Beloved faithful, we cannot master the demons or the law of sin that is in our members. But, we can master ourselves, as did this “certain” man. We can turn in our heart to seek the Face of the Savior, and the Savior delivers us from the power of the demons and masters the law of sin active in us. Note how this man, as soon as he turns to meet, to receive, the LORD, stays put. He stays put as he prostrates himself before Jesus and cries out. He is staying put in unceasing prayer from the depths of an utterly broken and contrite heart in the bodily attitude of worship. Then, he stays put when he is found sitting at the feet of Jesus, clothed and in his right mind. He has found inner peace and joy. Finally, he stays put when the LORD directs him into his house – obviously not his town house, for he goes throughout the countryside preaching the “Word of the Cross” (I Cor 1:18) – but the house of his heart where he is now turned toward the LORD. This is the ascetic discipline of inner vigilance and unceasing prayer.

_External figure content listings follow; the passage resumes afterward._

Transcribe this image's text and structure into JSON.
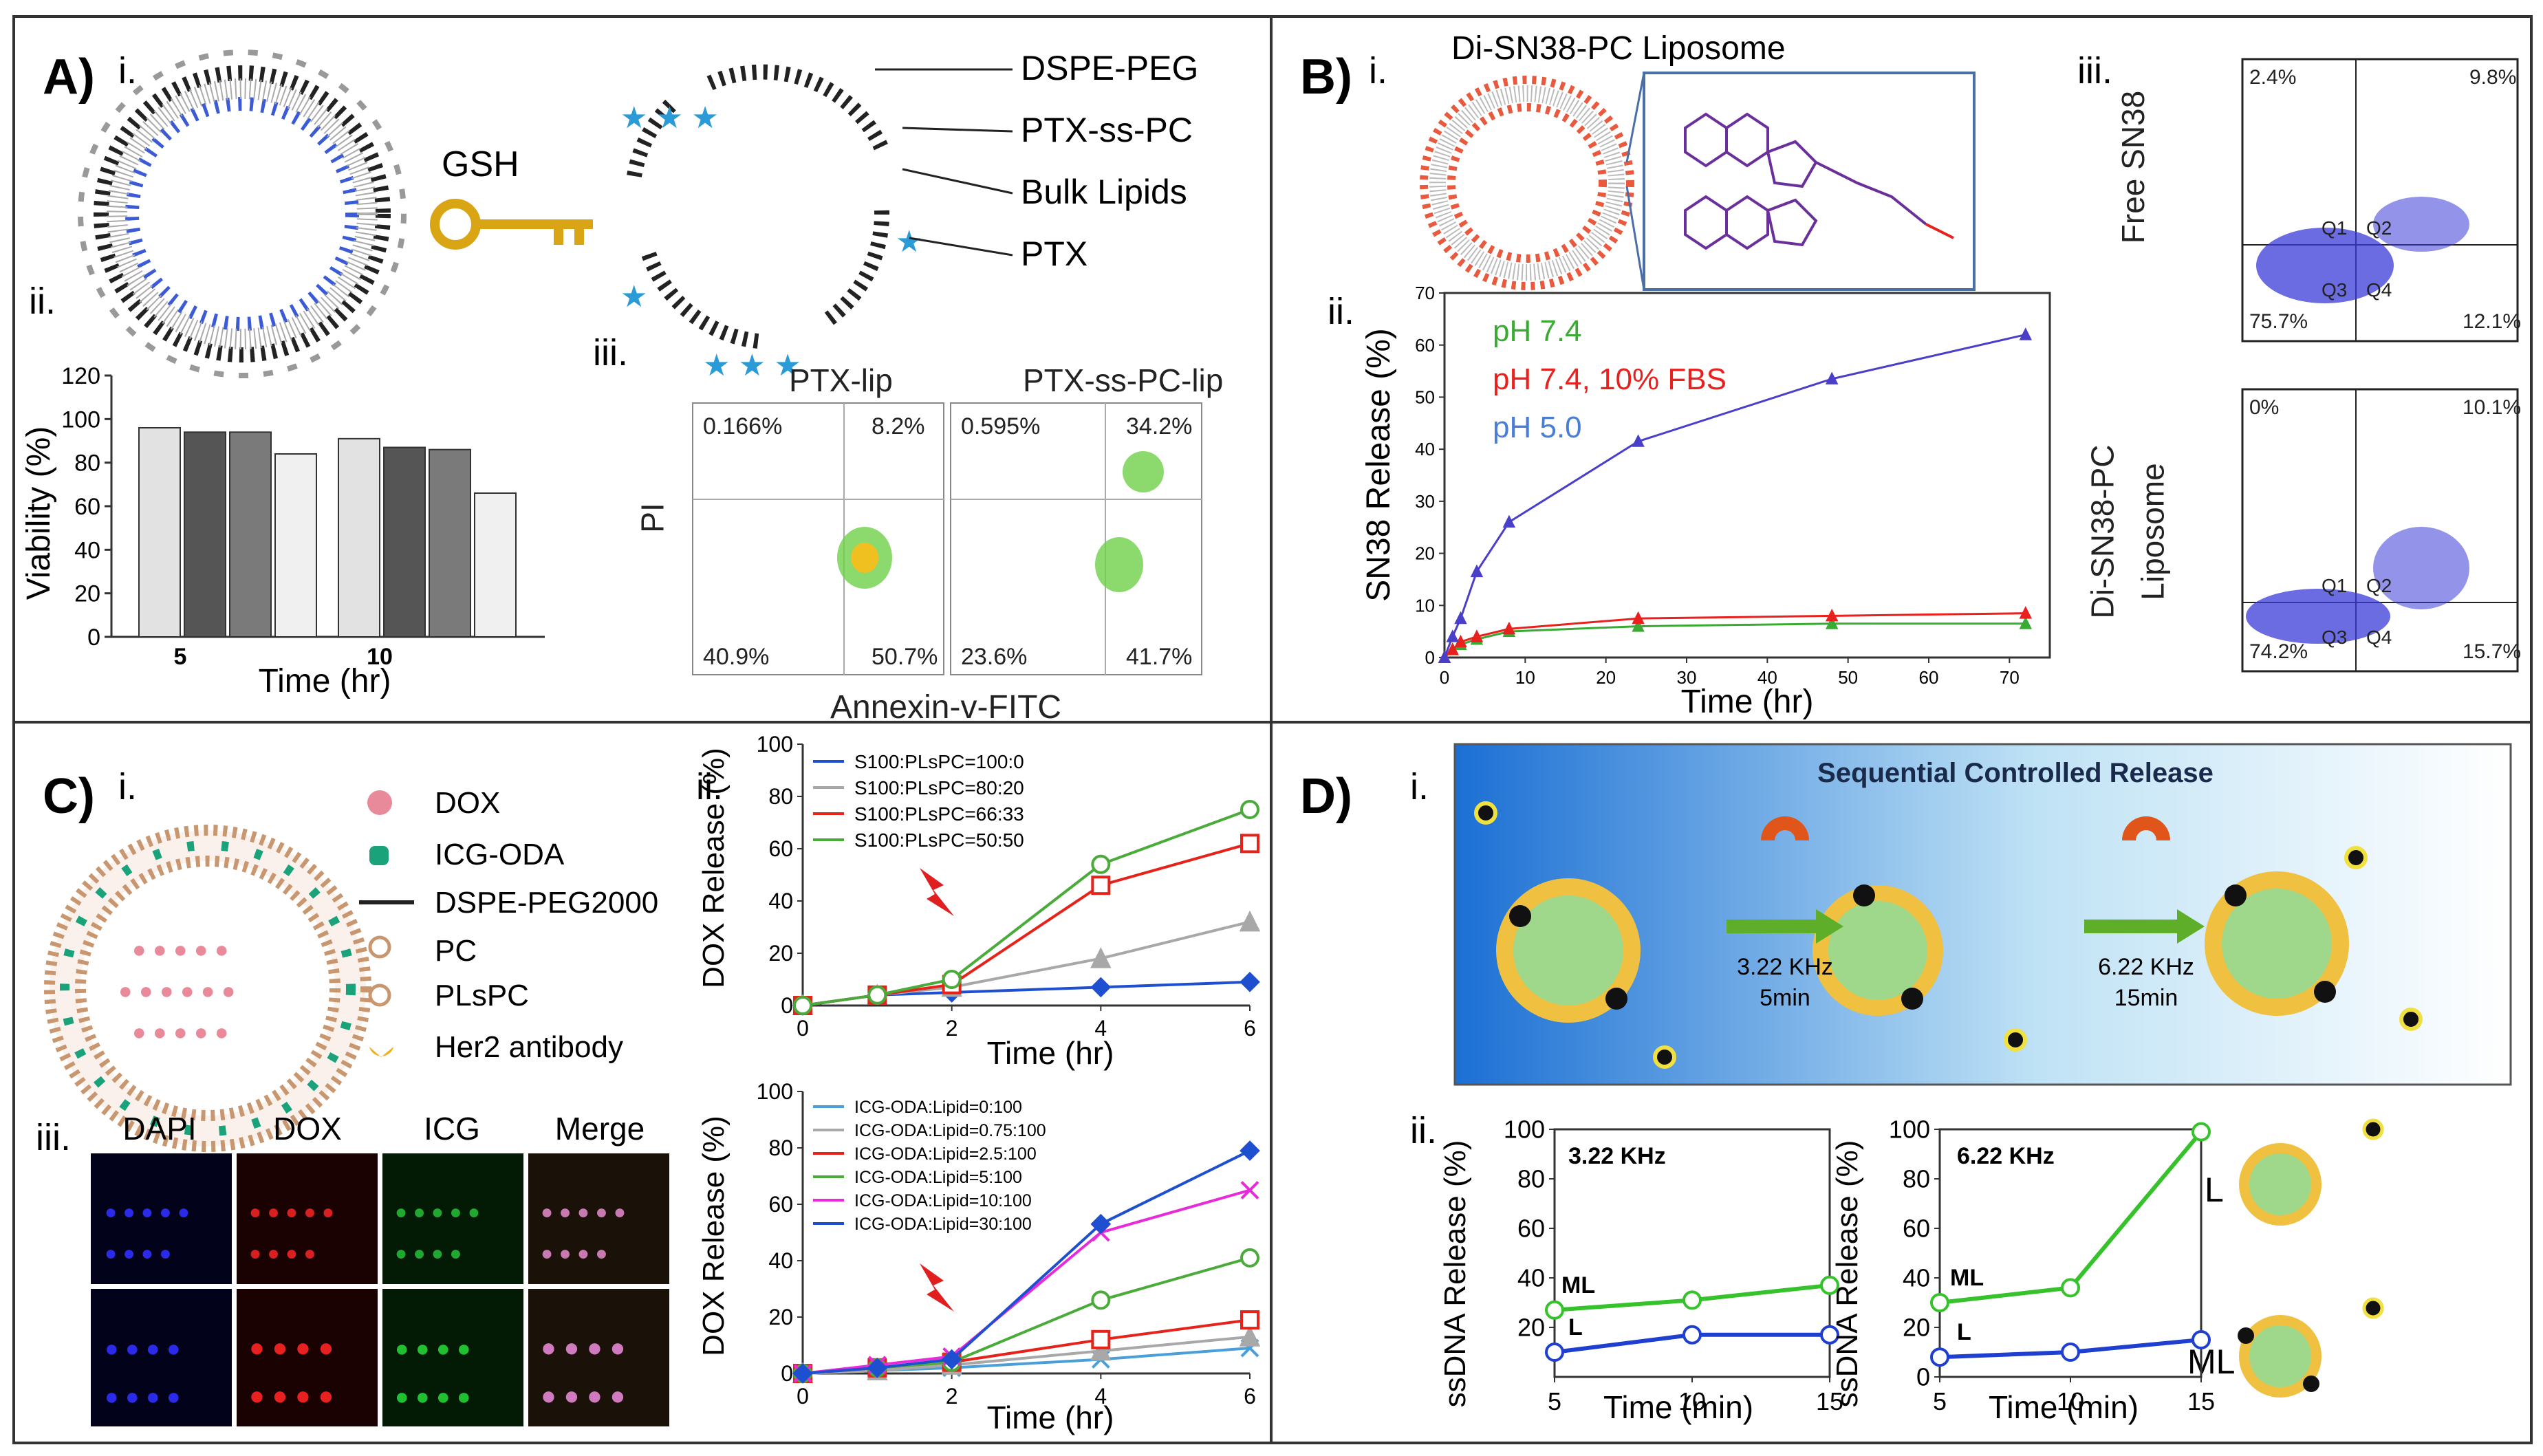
{
  "figure": {
    "A": {
      "letter": "A)",
      "sub_i": "i.",
      "sub_ii": "ii.",
      "sub_iii": "iii.",
      "gsh_label": "GSH",
      "legend": [
        "DSPE-PEG",
        "PTX-ss-PC",
        "Bulk Lipids",
        "PTX"
      ],
      "chart_ii": {
        "ylabel": "Viability (%)",
        "xlabel": "Time (hr)",
        "yticks": [
          "0",
          "20",
          "40",
          "60",
          "80",
          "100",
          "120"
        ],
        "groups": [
          "5",
          "10"
        ],
        "values": [
          [
            96,
            94,
            94,
            84
          ],
          [
            91,
            87,
            86,
            66
          ]
        ]
      },
      "flow_iii": {
        "ylabel": "PI",
        "xlabel": "Annexin-v-FITC",
        "plots": [
          {
            "title": "PTX-lip",
            "q_ul": "0.166%",
            "q_ur": "8.2%",
            "q_ll": "40.9%",
            "q_lr": "50.7%"
          },
          {
            "title": "PTX-ss-PC-lip",
            "q_ul": "0.595%",
            "q_ur": "34.2%",
            "q_ll": "23.6%",
            "q_lr": "41.7%"
          }
        ]
      }
    },
    "B": {
      "letter": "B)",
      "sub_i": "i.",
      "sub_ii": "ii.",
      "sub_iii": "iii.",
      "liposome_title": "Di-SN38-PC Liposome",
      "flow_iii": [
        {
          "label": "Free SN38",
          "q_ul": "2.4%",
          "q_ur": "9.8%",
          "q_ll": "75.7%",
          "q_lr": "12.1%",
          "q1": "Q1",
          "q2": "Q2",
          "q3": "Q3",
          "q4": "Q4"
        },
        {
          "label1": "Di-SN38-PC",
          "label2": "Liposome",
          "q_ul": "0%",
          "q_ur": "10.1%",
          "q_ll": "74.2%",
          "q_lr": "15.7%",
          "q1": "Q1",
          "q2": "Q2",
          "q3": "Q3",
          "q4": "Q4"
        }
      ]
    },
    "C": {
      "letter": "C)",
      "sub_i": "i.",
      "sub_ii": "ii.",
      "sub_iii": "iii.",
      "legend": [
        "DOX",
        "ICG-ODA",
        "DSPE-PEG2000",
        "PC",
        "PLsPC",
        "Her2 antibody"
      ],
      "micro_headers": [
        "DAPI",
        "DOX",
        "ICG",
        "Merge"
      ]
    },
    "D": {
      "letter": "D)",
      "sub_i": "i.",
      "sub_ii": "ii.",
      "scheme_title": "Sequential Controlled Release",
      "step1": [
        "3.22 KHz",
        "5min"
      ],
      "step2": [
        "6.22 KHz",
        "15min"
      ],
      "legend_L": "L",
      "legend_ML": "ML"
    }
  },
  "chart_data": [
    {
      "id": "B-ii",
      "type": "line",
      "title": "",
      "xlabel": "Time (hr)",
      "ylabel": "SN38 Release (%)",
      "xlim": [
        0,
        75
      ],
      "ylim": [
        0,
        70
      ],
      "xticks": [
        0,
        10,
        20,
        30,
        40,
        50,
        60,
        70
      ],
      "yticks": [
        0,
        10,
        20,
        30,
        40,
        50,
        60,
        70
      ],
      "series": [
        {
          "name": "pH 7.4",
          "color": "#3aaa35",
          "x": [
            0,
            1,
            2,
            4,
            8,
            24,
            48,
            72
          ],
          "y": [
            0,
            1.5,
            2.5,
            3.5,
            5,
            6,
            6.5,
            6.5
          ]
        },
        {
          "name": "pH 7.4, 10% FBS",
          "color": "#e8211e",
          "x": [
            0,
            1,
            2,
            4,
            8,
            24,
            48,
            72
          ],
          "y": [
            0,
            1.5,
            3,
            4,
            5.5,
            7.5,
            8,
            8.5
          ]
        },
        {
          "name": "pH 5.0",
          "color": "#4a3fc9",
          "x": [
            0,
            1,
            2,
            4,
            8,
            24,
            48,
            72
          ],
          "y": [
            0,
            4,
            7.5,
            16.5,
            26,
            41.5,
            53.5,
            62
          ]
        }
      ]
    },
    {
      "id": "C-ii-top",
      "type": "line",
      "xlabel": "Time (hr)",
      "ylabel": "DOX Release (%)",
      "xlim": [
        0,
        6
      ],
      "ylim": [
        0,
        100
      ],
      "xticks": [
        0,
        2,
        4,
        6
      ],
      "yticks": [
        0,
        20,
        40,
        60,
        80,
        100
      ],
      "series": [
        {
          "name": "S100:PLsPC=100:0",
          "color": "#1f4fd1",
          "marker": "diamond",
          "x": [
            0,
            1,
            2,
            4,
            6
          ],
          "y": [
            0,
            4,
            5,
            7,
            9
          ]
        },
        {
          "name": "S100:PLsPC=80:20",
          "color": "#a8a8a8",
          "marker": "triangle",
          "x": [
            0,
            1,
            2,
            4,
            6
          ],
          "y": [
            0,
            4,
            7,
            18,
            32
          ]
        },
        {
          "name": "S100:PLsPC=66:33",
          "color": "#e5231b",
          "marker": "square",
          "x": [
            0,
            1,
            2,
            4,
            6
          ],
          "y": [
            0,
            4,
            8,
            46,
            62
          ]
        },
        {
          "name": "S100:PLsPC=50:50",
          "color": "#4aaa3a",
          "marker": "circle",
          "x": [
            0,
            1,
            2,
            4,
            6
          ],
          "y": [
            0,
            4,
            10,
            54,
            75
          ]
        }
      ]
    },
    {
      "id": "C-ii-bottom",
      "type": "line",
      "xlabel": "Time (hr)",
      "ylabel": "DOX Release (%)",
      "xlim": [
        0,
        6
      ],
      "ylim": [
        0,
        100
      ],
      "xticks": [
        0,
        2,
        4,
        6
      ],
      "yticks": [
        0,
        20,
        40,
        60,
        80,
        100
      ],
      "series": [
        {
          "name": "ICG-ODA:Lipid=0:100",
          "color": "#4a9fd8",
          "marker": "x",
          "x": [
            0,
            1,
            2,
            4,
            6
          ],
          "y": [
            0,
            1,
            2,
            5,
            9
          ]
        },
        {
          "name": "ICG-ODA:Lipid=0.75:100",
          "color": "#a8a8a8",
          "marker": "triangle",
          "x": [
            0,
            1,
            2,
            4,
            6
          ],
          "y": [
            0,
            1,
            3,
            8,
            13
          ]
        },
        {
          "name": "ICG-ODA:Lipid=2.5:100",
          "color": "#e5231b",
          "marker": "square",
          "x": [
            0,
            1,
            2,
            4,
            6
          ],
          "y": [
            0,
            2,
            4,
            12,
            19
          ]
        },
        {
          "name": "ICG-ODA:Lipid=5:100",
          "color": "#4aaa3a",
          "marker": "circle",
          "x": [
            0,
            1,
            2,
            4,
            6
          ],
          "y": [
            0,
            2,
            4,
            26,
            41
          ]
        },
        {
          "name": "ICG-ODA:Lipid=10:100",
          "color": "#e82ad8",
          "marker": "star",
          "x": [
            0,
            1,
            2,
            4,
            6
          ],
          "y": [
            0,
            3,
            6,
            50,
            65
          ]
        },
        {
          "name": "ICG-ODA:Lipid=30:100",
          "color": "#1f4fd1",
          "marker": "diamond",
          "x": [
            0,
            1,
            2,
            4,
            6
          ],
          "y": [
            0,
            2,
            5,
            53,
            79
          ]
        }
      ]
    },
    {
      "id": "D-ii-left",
      "type": "line",
      "title": "3.22 KHz",
      "xlabel": "Time (min)",
      "ylabel": "ssDNA Release (%)",
      "xlim": [
        5,
        15
      ],
      "ylim": [
        0,
        100
      ],
      "xticks": [
        5,
        10,
        15
      ],
      "yticks": [
        20,
        40,
        60,
        80,
        100
      ],
      "series": [
        {
          "name": "ML",
          "color": "#35c22a",
          "x": [
            5,
            10,
            15
          ],
          "y": [
            27,
            31,
            37
          ]
        },
        {
          "name": "L",
          "color": "#1f3fd1",
          "x": [
            5,
            10,
            15
          ],
          "y": [
            10,
            17,
            17
          ]
        }
      ]
    },
    {
      "id": "D-ii-right",
      "type": "line",
      "title": "6.22 KHz",
      "xlabel": "Time (min)",
      "ylabel": "ssDNA Release (%)",
      "xlim": [
        5,
        15
      ],
      "ylim": [
        0,
        100
      ],
      "xticks": [
        5,
        10,
        15
      ],
      "yticks": [
        0,
        20,
        40,
        60,
        80,
        100
      ],
      "series": [
        {
          "name": "ML",
          "color": "#35c22a",
          "x": [
            5,
            10,
            15
          ],
          "y": [
            30,
            36,
            99
          ]
        },
        {
          "name": "L",
          "color": "#1f3fd1",
          "x": [
            5,
            10,
            15
          ],
          "y": [
            8,
            10,
            15
          ]
        }
      ]
    }
  ]
}
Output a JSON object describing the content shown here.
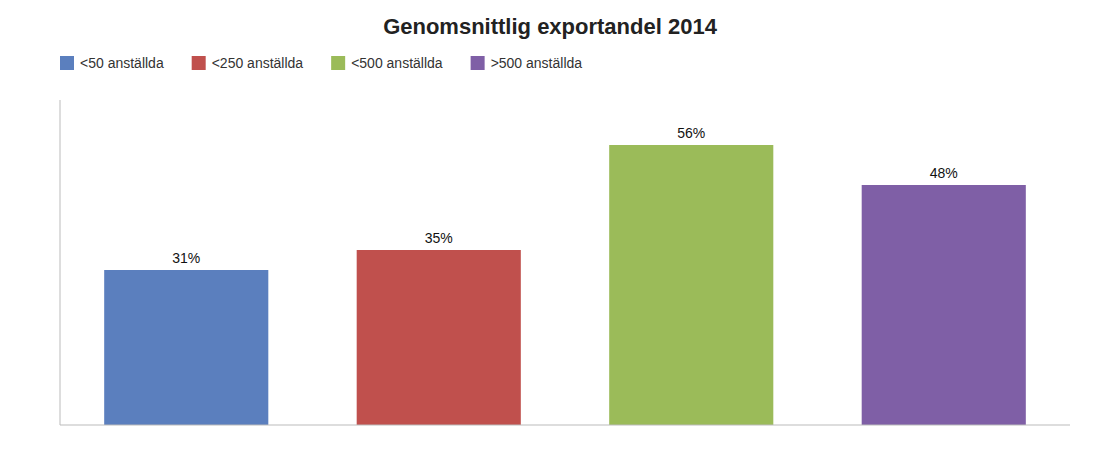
{
  "chart_data": {
    "type": "bar",
    "title": "Genomsnittlig exportandel 2014",
    "categories": [
      "<50 anställda",
      "<250 anställda",
      "<500 anställda",
      ">500 anställda"
    ],
    "values": [
      31,
      35,
      56,
      48
    ],
    "value_labels": [
      "31%",
      "35%",
      "56%",
      "48%"
    ],
    "colors": [
      "#5b7fbe",
      "#c0504d",
      "#9bbb59",
      "#7f5fa6"
    ],
    "ylim": [
      0,
      65
    ],
    "data_labels": true,
    "tick_labels": false,
    "grid": false,
    "legend": "top"
  }
}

Beloved faithful, the LORD on Christmas steps out of the boat. He comes forth from the Virgin as the Mighty River pouring out of the Temple in the vision of Ezekiel that heals and makes alive everything it touches. He steps onto the earth. He becomes flesh and dwells among us. If we want to, we can join this “certain” man if we turn our hearts to seek the Face of the LORD. In the fear of God, with faith and love, we take up the Fast as our cross to go in spirit to the Cave of Bethlehem (Festal Menaion 201) – the Cave of our deep heart – to meet Him who is born of the Blessed Virgin. Amen!